Samuel Hirsch, Hegel, and the Legacy of Ethical Monotheism

Until 1st March enjoy free access to Robert Erlewine’s full article, ‘Samuel Hirsch, Hegel, and the Legacy of Ethical Monotheism’, published in Vol. 133 Issue 1Harvard Theological Review.

 

In recent years, the study of modern Jewish thought has increasingly migrated out of departments of philosophy into those of religious studies. As might be expected, this disciplinary shift has brought some methodological changes.

Scholars of modern Jewish thought are devoting more attention to the ways that philosophical discourse has functioned in the modern West, and less to whether specific claims are tenable or whether certain lines of thought are coherent. Rather than assessing the viability of arguments, the scholar of modern Jewish thought is increasingly focusing upon the manner in which these arguments situate Jews and Judaism with regard to other religious traditions and to the highly fraught notion of “the West.”

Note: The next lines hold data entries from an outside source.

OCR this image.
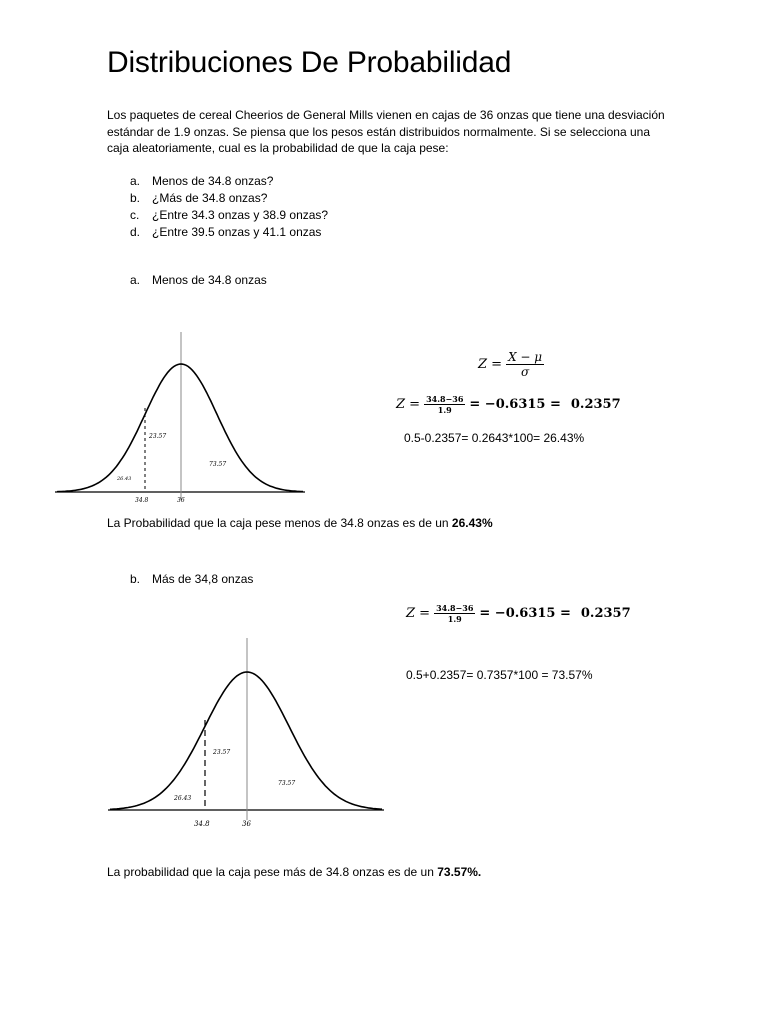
Distribuciones De Probabilidad

Los paquetes de cereal Cheerios de General Mills vienen en cajas de 36 onzas que tiene una desviación estándar de 1.9 onzas. Se piensa que los pesos están distribuidos normalmente. Si se selecciona una caja aleatoriamente, cual es la probabilidad de que la caja pese:

a. Menos de 34.8 onzas?
b. ¿Más de 34.8 onzas?
c. ¿Entre 34.3 onzas y 38.9 onzas?
d. ¿Entre 39.5 onzas y 41.1 onzas
a. Menos de 34.8 onzas
23.57
73.57
26.43
34.8	36
$Z = \frac{X - \mu}{\sigma}$
$Z = \frac{34.8-36}{1.9} = -0.6315 = 0.2357$
0.5-0.2357= 0.2643*100= 26.43%
La Probabilidad que la caja pese menos de 34.8 onzas es de un 26.43%
b. Más de 34,8 onzas
$Z = \frac{34.8-36}{1.9} = -0.6315 = 0.2357$
0.5+0.2357= 0.7357*100 = 73.57%
23.57
73.57
26.43
34.8	36
La probabilidad que la caja pese más de 34.8 onzas es de un 73.57%.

Ethical monotheism is a prominent tradition in modern Jewish thought—most notably, but not exclusively, in thinkers associated with Reform Judaism—that insists upon the universal significance of Judaism by means of emphasizing its relationship to morality and social justice. Ethical monotheism has many detractors who dismiss it as nothing more than an assimilationist move whereby Judaism is reconfigured so as to be more easily integrated into Christian society.

 

In my essay, I neither defend nor critique ethical monotheism. I merely seek to show that this familiar narrative about ethical monotheism fails to grasp its complexity and the means by which it hopes to situate Judaism in modernity. I do this by presenting one instance of ethical monotheism as a response to the philosophical system of G. W. F. Hegel, who treated all extant religions—including Judaism—as part of a developmental continuum whose culmination and fulfillment is to be found in Protestant Christianity.

Samuel Hirsch’s Die Religionsphilosophie der Juden [The Religious Philosophy of the Jews], published in 1842, blazed, I argue, the trail upon which subsequent—and better known—works of ethical monotheism tread. Rather than a developmental account of an all-encompassing category of religion as such, Hirsch presents religion as riven by a series of overlapping dichotomies: active vs. passive, true vs. false, moral vs. immoral, and monotheism vs. paganism.

 

Judaism corresponds to the privileged first term of each opposition, while the so-called “world religions” embody the deficient second term. Christianity, on Hirsch’s narrative, is demoted to a paganized monotheism: a necessary bridge between Judaism and the paganism of the world religions, but certainly not the culmination of human thinking about God or religion.

Rather than a meek strategy of assimilation and accommodation, ethical monotheism has been a form of Jewish triumphalism. Hirsch’s Religionsphilosophie is an attempt simultaneously to appropriate and critique Hegel’s thought in order to claim a unique, enduring, and universal significance for Judaism for the modern world. Those who dismiss ethical monotheism would do well to learn its history.